One of our neighbors, his name was Emmett Parks, made a lot of the stuff. One day when I was up to the ranch, Dad bought a gallon from him and hid it in the big grape vine just back of the house. Mother wouldn’t allow him to keep it in the home. Ray who was always snooping around, witnessed the transaction. (Later Ray bragged about it.) He had run in the house and got Mother. He had lifted out the jug and showed it to her. Then he had poured most of it out and filled it up with water out of the irrigation ditch. Naturally, Mother approved. Ray was now her fair haired boy. Always taking her to church, defending her against all evil, even his own father. He must have read somewhere, divide and conquer. He had got rid of me, Dad was next on his list.

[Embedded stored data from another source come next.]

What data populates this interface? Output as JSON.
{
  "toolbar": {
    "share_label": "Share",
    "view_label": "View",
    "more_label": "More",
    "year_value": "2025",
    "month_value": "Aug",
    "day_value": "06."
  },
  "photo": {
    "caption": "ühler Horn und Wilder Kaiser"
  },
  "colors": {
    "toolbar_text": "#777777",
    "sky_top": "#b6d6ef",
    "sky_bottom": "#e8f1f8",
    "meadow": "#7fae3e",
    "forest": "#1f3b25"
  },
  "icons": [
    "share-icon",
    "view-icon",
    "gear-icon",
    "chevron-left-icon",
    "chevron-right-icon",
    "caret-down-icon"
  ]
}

Feldman, Dad’s partner, also liked a little nip at the end of the day. At harvest time, when he was there, he always kept a bottle around. Then one day, Feldman come up with a new Son in Law. His name was Frank, Buddy Frank. As a dowry, the old Jew had sold him the loan office or pawn shop at a very low price and he had just taken over. I liked Buddy and we become friends. He liked to fish and hunt. Many times we went together. One day Buddy told me. “Ted, I got a problem.” “Anything I can do to help?” “I don’t know. But answer me this. Do you know how to make whiskey?” I shook my head. “Why do you ask?” He grinned. “As you probably know, us Jews stick together. We help each other whenever we can.” “So?” “There was one in Boise that for years supplied all the others with a good brand of whiskey. Sometimes it was moonshine and sometimes it was imported from Canada. This old boy died awhile back. Now, they are looking for another.” “And you could get the job if you could supply the stuff?” “Yes. But it would have to be good.” “How much of it are we talking about?” He pulled a notebook from his pocket. “Last year,” he said, “they bought over five hundred gallons. Got it form a guy over in Jordan Valley Oregon.” “And how much,” I asked him, “did they pay for it?” He looked down at the book in his hand. “The guy that made it,” he said, “got six bucks a gallon. and it was all in ten gallon, charred, white oak kegs. And it was ninety proof.” “Holy smoke! That is three thousand bucks!” “Any ideas?” he asked. I grinned at him. “Let me think about it. I will let you know.”